A more "immediately meaningful" definition could be, for example, to define the determinant as the unique function on $\mathbb R^{n\times n}$ such that
- The identity matrix has determinant $1$.
- Every singular matrix has determinant $0$.
- The determinant is linear in each column of the matrix separately.
(Or the same thing with rows instead of columns).
While this seems to connect to high-level properties of the determinant in a cleaner way, it is only half a definition because it requires you to prove that a function with these properties exists in the first place and is unique.
It is technically cleaner to choose the permutation-based definition because it is obvious that it defines something, and then afterwards prove that the thing it defines has all of the high-level properties we're really after.
The permutation-based definition is also very easy to generalize to settings where the matrix entries are not real numbers (e.g. matrices over a general commutative ring) -- in contrast, the characterization above does not generalize easily without a close study of whether our existence and uniqueness proofs will still work with a new scalar ring.
The amazing fact is that it seems matrices were developed to study determinants. I'm not sure, but I think the "formula" definition of the determinant you have there is known as the Leibnitz formula. I am going to quote some lines from the following source Tucker, 1993.:
Matrices and linear algebra did not grow out of the study of coefficients of systems of linear equations, as one might guess. Arrays of coefficients led mathematicians to develop determinants, not matrices. Leibnitz, co-inventor of calculus, used determinants in 1693 about one hundred and fifty years before the study of matrices in their own right. Cramer presented his determinant-based formula for solving systems of linear equations in 1750. The first implicit use of matrices occurred in Lagrange's work on bilinear forms in the late 18th century.
--
In 1848, J. J. Sylvester introduced the term "matrix," the Latin word for womb, as a name for an array of numbers. He used womb, because he viewed a matrix as a generator of determinants. That is, every subset of k rows and k columns in a matrix generated a determinant (associated with the submatrix formed by those rows and columns).

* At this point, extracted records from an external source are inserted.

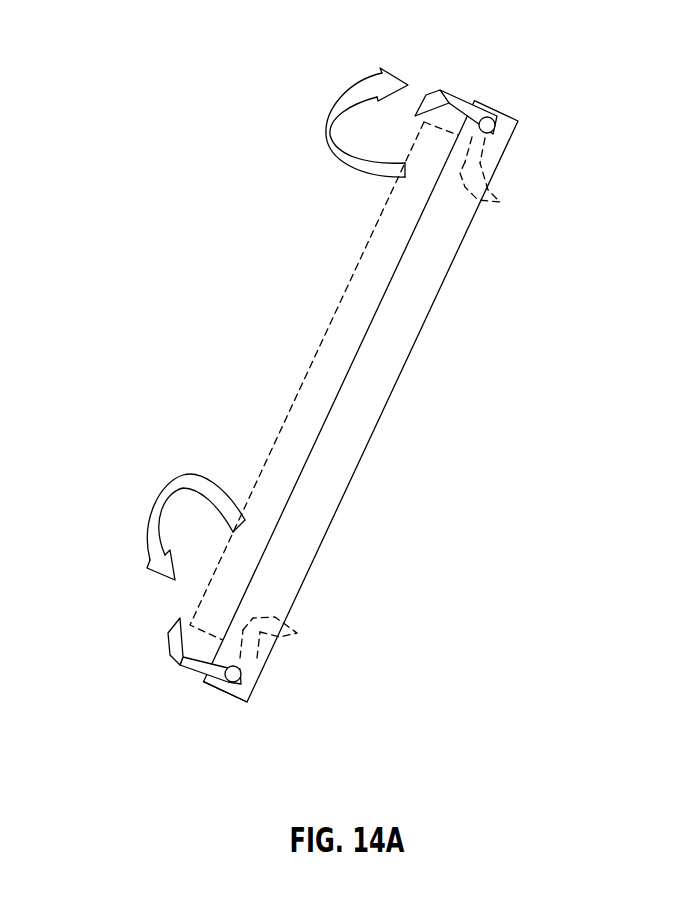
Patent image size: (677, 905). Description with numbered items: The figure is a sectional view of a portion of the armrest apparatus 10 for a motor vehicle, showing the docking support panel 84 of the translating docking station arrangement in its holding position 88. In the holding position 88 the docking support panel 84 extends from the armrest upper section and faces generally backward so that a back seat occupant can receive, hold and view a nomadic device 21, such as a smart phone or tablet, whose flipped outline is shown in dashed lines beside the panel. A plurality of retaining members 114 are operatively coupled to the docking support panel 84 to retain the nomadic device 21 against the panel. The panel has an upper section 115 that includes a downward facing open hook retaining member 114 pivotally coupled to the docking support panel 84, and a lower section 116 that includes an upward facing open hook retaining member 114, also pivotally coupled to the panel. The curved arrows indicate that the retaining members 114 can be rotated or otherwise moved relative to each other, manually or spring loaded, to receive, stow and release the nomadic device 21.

The armrest apparatus 10 is at (540, 100).
The nomadic device 21 is at (345, 297).
The docking support panel 84 is at (412, 300).
The holding position 88 is at (546, 164).
The retaining members 114 is at (463, 92).
The upper section 115 is at (497, 113).
The lower section 116 is at (223, 693).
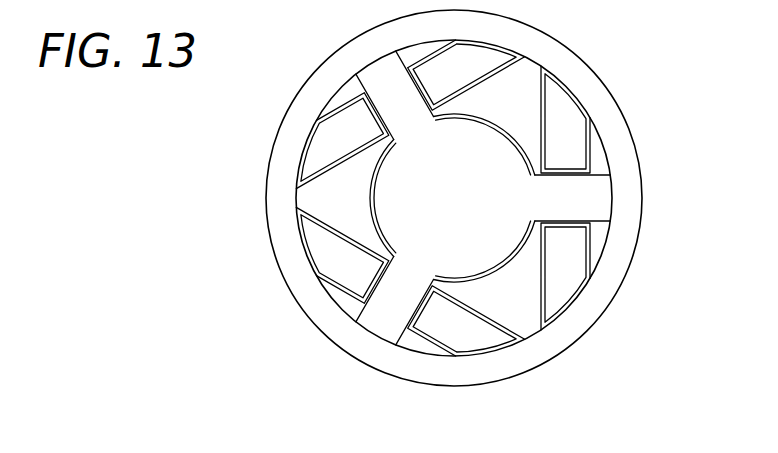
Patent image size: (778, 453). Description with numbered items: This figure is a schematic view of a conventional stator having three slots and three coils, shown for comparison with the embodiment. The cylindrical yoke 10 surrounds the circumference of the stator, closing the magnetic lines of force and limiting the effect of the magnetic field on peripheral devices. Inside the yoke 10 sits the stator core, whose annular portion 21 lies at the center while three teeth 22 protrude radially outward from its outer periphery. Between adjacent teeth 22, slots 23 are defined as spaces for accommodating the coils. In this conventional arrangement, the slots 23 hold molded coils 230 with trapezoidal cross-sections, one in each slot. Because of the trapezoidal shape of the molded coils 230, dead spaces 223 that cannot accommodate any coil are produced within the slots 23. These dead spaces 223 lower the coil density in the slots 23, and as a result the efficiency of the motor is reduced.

You would probably have to dig (historical texts, articles) to find out why exactly Leibnitz devised the definition, most probably he had some hunch/intuition that it could lead to some breakthroughs in understanding the underlying connection between coefficients and the solution of a system equations...
Hint:
Determinants appear in the solution of linear systems of equation, among others. If you permute the equations, the solution cannot change. Hence, the expression of a determinant must be insensitive to row permutations, and this is why they are a combination of terms involving $a_{ip_i}$.
This explains the pattern $$\sum_p \sigma_p\prod_i a_{ip_i},$$ where the operators are commutative and imply multilinearity of the expression. Also, the form must be antisymmetric so that two equal rows yield a zero determinant (causing failure of the solution) and this explains why $\sigma_p=\pm1$ indicates the parity of the permutation.